Students learn how to be a sports marketing superhero

By Rick Vacek
GCU News Bureau

Grand Canyon University students saw the sports marketing future Tuesday afternoon, and it is AJ Maestas.

It is a future that is predictable only in its unpredictability, measurable only in its mystery. It's also, if Maestas’ faster-than-a-speeding-bullet delivery is any indication, able to leap a tall thought in a single bound. The founder and president of Navigate Research insists he's just a numbers guy, but his ability to combine about 14 ideas into one sentence is equally super.

Maestas used almost half of his 1½-hour presentation schooling students on what it will take to break into the industry, emphasizing the importance of “directly relevant experience.” Asked afterward what he looks for in recent college graduates as they walk in the door, he was typically expansive:

“If you think about the rate of change in technology and consumer behavior changing so fast, we actually need someone with an unbelievable aptitude and a thirst for knowledge, the kind of person who loves new challenges and loves being challenged with new challenges because you can’t train for an unknown future, right? We basically try to home-grow them by identifying people who obviously have a technical skill that fits with what we need but also have a serious passion for knowledge and change.”

Maestas knows whereof he speaks. He made SportsBusiness Journal’s “Forty under 40” list this year, and in just nine years his Chicago-based company (he spends half the year at his office in Scottsdale) has become a big player that counts major professional sports leagues, college athletics departments, ESPN, NBC, Farmers Insurance and Southwest Airlines among its clients. Forbes named Navigate Marketing one of the 10 best organizations to work for in sports.

He peppered his audience with a long list of provocative predictions about what’s ahead, all grounded in research. For example:

  • “The future of the media and advertising looks a lot more like sponsorships than traditional advertising. The 30-second TV ad is almost dead.”
  • The future of television is toward hand-held devices and multi-channel networks, led by Microsoft, Apple and Google. “It will, under no terms, stay the way it used to be.”
  • “Most of the exciting opportunities in our industry, no one has experience with — they’re all too new.”

For every bold statement, Maestas could back it up with facts. He zipped through reams of statistics about the state of the sports industry and emphasized repeatedly that you don’t know what you don’t know until you do in-depth surveys of your target audience.

“At its most basic function, research is — instead of trusting your intuition, which is often wrong, or your knowledge, which often is biased to your setting and often is out of date — letting you listen to your customers through their voice,” he said. “We teach people about the future or about today through the reality of what the marketplace wants versus what they think the marketplace wants.”

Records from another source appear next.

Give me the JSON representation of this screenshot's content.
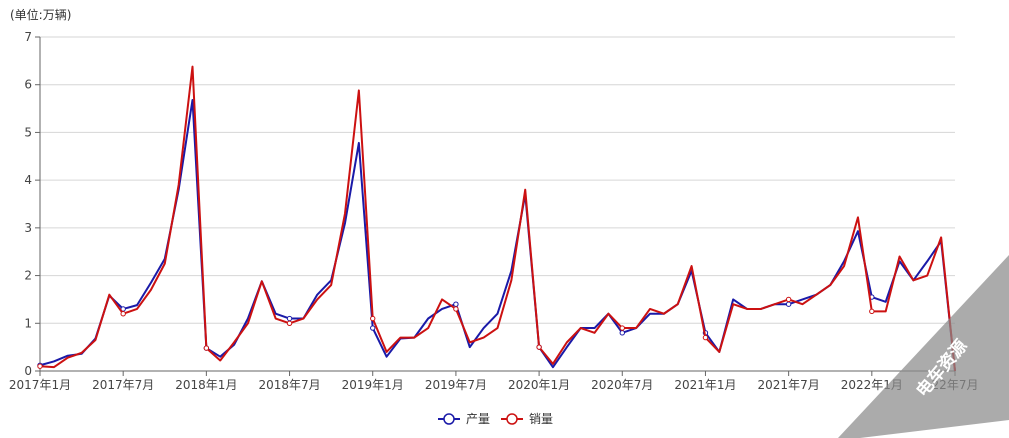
{
  "chart_data": {
    "type": "line",
    "unit_label": "(单位:万辆)",
    "x_tick_labels": [
      "2017年1月",
      "2017年7月",
      "2018年1月",
      "2018年7月",
      "2019年1月",
      "2019年7月",
      "2020年1月",
      "2020年7月",
      "2021年1月",
      "2021年7月",
      "2022年1月",
      "22年7月"
    ],
    "y_ticks": [
      0,
      1,
      2,
      3,
      4,
      5,
      6,
      7
    ],
    "ylim": [
      0,
      7
    ],
    "grid": true,
    "legend_position": "bottom",
    "x": [
      "2017年1月",
      "2017年2月",
      "2017年3月",
      "2017年4月",
      "2017年5月",
      "2017年6月",
      "2017年7月",
      "2017年8月",
      "2017年9月",
      "2017年10月",
      "2017年11月",
      "2017年12月",
      "2018年1月",
      "2018年2月",
      "2018年3月",
      "2018年4月",
      "2018年5月",
      "2018年6月",
      "2018年7月",
      "2018年8月",
      "2018年9月",
      "2018年10月",
      "2018年11月",
      "2018年12月",
      "2019年1月",
      "2019年2月",
      "2019年3月",
      "2019年4月",
      "2019年5月",
      "2019年6月",
      "2019年7月",
      "2019年8月",
      "2019年9月",
      "2019年10月",
      "2019年11月",
      "2019年12月",
      "2020年1月",
      "2020年2月",
      "2020年3月",
      "2020年4月",
      "2020年5月",
      "2020年6月",
      "2020年7月",
      "2020年8月",
      "2020年9月",
      "2020年10月",
      "2020年11月",
      "2020年12月",
      "2021年1月",
      "2021年2月",
      "2021年3月",
      "2021年4月",
      "2021年5月",
      "2021年6月",
      "2021年7月",
      "2021年8月",
      "2021年9月",
      "2021年10月",
      "2021年11月",
      "2021年12月",
      "2022年1月",
      "2022年2月",
      "2022年3月",
      "2022年4月",
      "2022年5月",
      "2022年6月",
      "2022年7月"
    ],
    "series": [
      {
        "name": "产量",
        "color": "#1a1aa8",
        "values": [
          0.12,
          0.2,
          0.32,
          0.36,
          0.68,
          1.58,
          1.3,
          1.38,
          1.85,
          2.35,
          3.8,
          5.68,
          0.48,
          0.3,
          0.55,
          1.1,
          1.88,
          1.2,
          1.1,
          1.1,
          1.6,
          1.9,
          3.1,
          4.78,
          0.9,
          0.3,
          0.68,
          0.7,
          1.1,
          1.3,
          1.4,
          0.5,
          0.9,
          1.2,
          2.1,
          3.7,
          0.5,
          0.08,
          0.5,
          0.9,
          0.9,
          1.2,
          0.8,
          0.9,
          1.2,
          1.2,
          1.4,
          2.1,
          0.8,
          0.4,
          1.5,
          1.3,
          1.3,
          1.4,
          1.4,
          1.5,
          1.6,
          1.8,
          2.3,
          2.93,
          1.55,
          1.45,
          2.3,
          1.9,
          2.3,
          2.72,
          0.0
        ]
      },
      {
        "name": "销量",
        "color": "#cc1111",
        "values": [
          0.1,
          0.08,
          0.28,
          0.38,
          0.65,
          1.6,
          1.2,
          1.3,
          1.7,
          2.25,
          3.9,
          6.38,
          0.48,
          0.22,
          0.6,
          1.0,
          1.88,
          1.1,
          1.0,
          1.1,
          1.5,
          1.8,
          3.3,
          5.88,
          1.1,
          0.4,
          0.7,
          0.7,
          0.9,
          1.5,
          1.3,
          0.6,
          0.7,
          0.9,
          1.9,
          3.8,
          0.5,
          0.15,
          0.6,
          0.9,
          0.8,
          1.2,
          0.9,
          0.9,
          1.3,
          1.2,
          1.4,
          2.2,
          0.7,
          0.4,
          1.4,
          1.3,
          1.3,
          1.4,
          1.5,
          1.4,
          1.6,
          1.8,
          2.2,
          3.22,
          1.25,
          1.25,
          2.4,
          1.9,
          2.0,
          2.8,
          0.0
        ]
      }
    ]
  },
  "watermark": "电车资源"
}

It was easy to see why Dr. Brian Smith, director of the Colangelo School of Sports Business, had to work for more than three years to get Maestas on campus and introduced him by saying to students, “This is why you come to GCU and study within our sports business program — for the opportunity to learn from and be encouraged by an exceptional real-world industry professional like AJ Maestas. This is a person, an entrepreneur, who is arguably the very best at what he does in the world. Navigate Marketing is the gold standard company for sports marketing research and analytics.”

The students benefited all the more from Maestas’ hard-edged advice about preparing for a career. He began with the simple admonition that people who work in sports have to be more than just fans, they have to treat the job like a job by merging their “avocation with vocation.” But knowledge is power, and in Maestas’ world the thirst for knowledge should never be satiated. He frequently interjected “Have you read (fill in the blank)?” into his discourse.

“If you don’t have an understanding of how the media and television work,” he said, “you need to.”

Maestas warned students that “there is a surplus of labor in sports because it’s cool” and noted that his company does a minimum of 12 reference checks for each candidate — and not the references the job seeker submitted.

He also urged them to go on internships while they’re still in college. “If you don’t want to work for free after you graduate, do it now,” he said. “Everybody works for free at some point.”

One of the toughest tasks for graduates to grasp is how to go about the job search, and Maestas is all about the personal touch. He likes the idea of a handwritten note after an interview, and not just to say thank you — it could mention an article you liked or congratulations for something good that happened to the company. Not surprisingly, it takes research to get a job in research.

“You will have no career in sports unless you take networking seriously,” he said.

But there will be opportunities, Maestas said. The face of sports is changing, literally, by becoming more diverse and forward-thinking.

“We need a staff that reflects the future, not the past,” he said.

The future is now. The future is people like AJ Maestas. Great Scott, how things are changing.